His Sid-ness doesn’t mince words when he says: “The Vikings have done a lot of work to convince politicians in the Legislature of the benefits of the stadium and to vote in favor of it. The Wilf family is putting in more money to build the stadium than most other franchises have contributed that have recently built new facilities. But we still have Senate Majority Leader Amy Koch and House Speaker Kurt Zellers calling for a referendum in Ramsey County on the proposed half-percent sales tax needed to fund the stadium. I suggest Koch check with her Buffalo constituents on how she would fare in a future election if the Vikings, who are in the last year of their Metrodome lease, decide to move to Los Angeles or some other place if they can’t finalize this deal. … If a referendum took place and voters defeated the tax-increase proposal, believe me, it’s a cinch the Vikings would move. The team would be stuck in the Metrodome with no chance to take in the necessary revenue to compete with other teams.” And how would we live with ourselves if that happens?
Very cute photo essay by MPR’s Nikki Tundel of Fairgoers snoozing.
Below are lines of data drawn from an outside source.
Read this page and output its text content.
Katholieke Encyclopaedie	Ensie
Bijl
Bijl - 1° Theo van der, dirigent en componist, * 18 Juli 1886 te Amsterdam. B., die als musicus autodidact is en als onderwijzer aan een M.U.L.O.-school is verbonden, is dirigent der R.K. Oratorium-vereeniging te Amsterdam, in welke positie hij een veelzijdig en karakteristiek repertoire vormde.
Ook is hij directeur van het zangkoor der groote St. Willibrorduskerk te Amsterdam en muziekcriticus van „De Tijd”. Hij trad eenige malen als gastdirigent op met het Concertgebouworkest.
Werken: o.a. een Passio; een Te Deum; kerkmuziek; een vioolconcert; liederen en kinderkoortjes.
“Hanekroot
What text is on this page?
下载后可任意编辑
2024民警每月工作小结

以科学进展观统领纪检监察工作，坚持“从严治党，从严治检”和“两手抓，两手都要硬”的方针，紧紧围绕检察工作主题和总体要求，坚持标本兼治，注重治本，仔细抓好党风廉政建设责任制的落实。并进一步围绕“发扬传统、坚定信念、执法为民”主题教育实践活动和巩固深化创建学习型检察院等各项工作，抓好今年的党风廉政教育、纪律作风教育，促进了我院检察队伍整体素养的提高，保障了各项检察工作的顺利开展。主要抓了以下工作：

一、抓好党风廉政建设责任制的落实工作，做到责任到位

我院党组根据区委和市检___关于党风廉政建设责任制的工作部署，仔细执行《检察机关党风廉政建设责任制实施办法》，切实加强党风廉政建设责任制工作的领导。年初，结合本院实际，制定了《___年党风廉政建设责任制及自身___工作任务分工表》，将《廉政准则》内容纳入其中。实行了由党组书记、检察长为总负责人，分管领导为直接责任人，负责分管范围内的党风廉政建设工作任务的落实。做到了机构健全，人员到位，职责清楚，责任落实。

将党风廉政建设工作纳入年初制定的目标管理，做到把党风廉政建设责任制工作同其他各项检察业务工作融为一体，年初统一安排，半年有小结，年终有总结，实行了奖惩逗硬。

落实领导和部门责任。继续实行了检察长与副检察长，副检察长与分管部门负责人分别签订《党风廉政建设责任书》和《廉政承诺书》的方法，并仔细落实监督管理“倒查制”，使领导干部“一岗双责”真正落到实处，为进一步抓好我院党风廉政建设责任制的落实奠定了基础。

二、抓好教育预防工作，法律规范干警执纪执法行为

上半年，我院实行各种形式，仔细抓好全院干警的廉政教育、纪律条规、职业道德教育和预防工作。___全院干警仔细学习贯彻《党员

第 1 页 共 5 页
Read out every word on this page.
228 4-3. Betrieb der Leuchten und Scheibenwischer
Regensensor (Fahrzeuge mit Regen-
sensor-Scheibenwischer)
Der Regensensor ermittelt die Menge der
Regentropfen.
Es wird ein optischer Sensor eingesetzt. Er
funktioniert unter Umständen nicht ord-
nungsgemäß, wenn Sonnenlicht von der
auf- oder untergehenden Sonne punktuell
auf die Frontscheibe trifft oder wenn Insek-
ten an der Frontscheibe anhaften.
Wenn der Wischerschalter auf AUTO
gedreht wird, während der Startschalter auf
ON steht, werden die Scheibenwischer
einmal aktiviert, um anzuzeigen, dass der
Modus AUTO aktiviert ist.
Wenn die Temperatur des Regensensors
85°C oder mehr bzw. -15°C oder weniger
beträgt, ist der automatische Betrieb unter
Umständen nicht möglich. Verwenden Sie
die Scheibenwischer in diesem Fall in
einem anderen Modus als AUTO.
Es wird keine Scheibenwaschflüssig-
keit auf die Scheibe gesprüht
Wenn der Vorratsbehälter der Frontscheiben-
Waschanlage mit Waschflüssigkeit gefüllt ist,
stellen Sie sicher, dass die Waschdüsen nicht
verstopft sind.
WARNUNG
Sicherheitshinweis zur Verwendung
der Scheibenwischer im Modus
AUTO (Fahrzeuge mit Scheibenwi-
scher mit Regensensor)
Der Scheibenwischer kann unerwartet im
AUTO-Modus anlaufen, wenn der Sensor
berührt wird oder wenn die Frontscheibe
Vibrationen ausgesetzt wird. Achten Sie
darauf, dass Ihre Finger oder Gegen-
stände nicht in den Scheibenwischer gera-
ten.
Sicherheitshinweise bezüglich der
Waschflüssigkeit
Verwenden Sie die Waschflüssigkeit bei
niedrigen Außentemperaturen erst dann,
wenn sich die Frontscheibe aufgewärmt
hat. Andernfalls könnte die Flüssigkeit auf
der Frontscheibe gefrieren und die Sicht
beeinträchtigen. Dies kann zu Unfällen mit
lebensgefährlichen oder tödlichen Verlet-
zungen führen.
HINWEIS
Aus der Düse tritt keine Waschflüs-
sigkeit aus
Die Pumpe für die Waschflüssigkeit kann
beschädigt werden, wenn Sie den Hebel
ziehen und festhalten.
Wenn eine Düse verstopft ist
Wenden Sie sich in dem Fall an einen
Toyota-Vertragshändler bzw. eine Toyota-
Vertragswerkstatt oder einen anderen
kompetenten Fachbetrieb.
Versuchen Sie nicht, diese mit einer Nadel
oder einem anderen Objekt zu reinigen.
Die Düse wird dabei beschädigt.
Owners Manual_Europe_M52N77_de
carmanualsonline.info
So much for the good life in rural Minnesota, MPR’s Dave Peters checks out a report from the Department of Health: “Rural Minnesotans smoke more than their urban cousins. They’re fatter. They exercise less. They die more frequently from diabetes, stroke and heart disease. More of them are uninsured. On the other hand, rural Minnesotans are less likely to suffer from venereal disease or AIDS and they get murdered less often. Those are some highlights from a report the Minnesota Department of Health released today. Given what we know from past studies, none of the findings are particularly surprising … but the report updates an analysis the department did in 2005. The report doesn’t address why these differences exist, but analyst Paul Jansen, who put it together, says there could be a lot of factors. Access to primary care is one possibility.”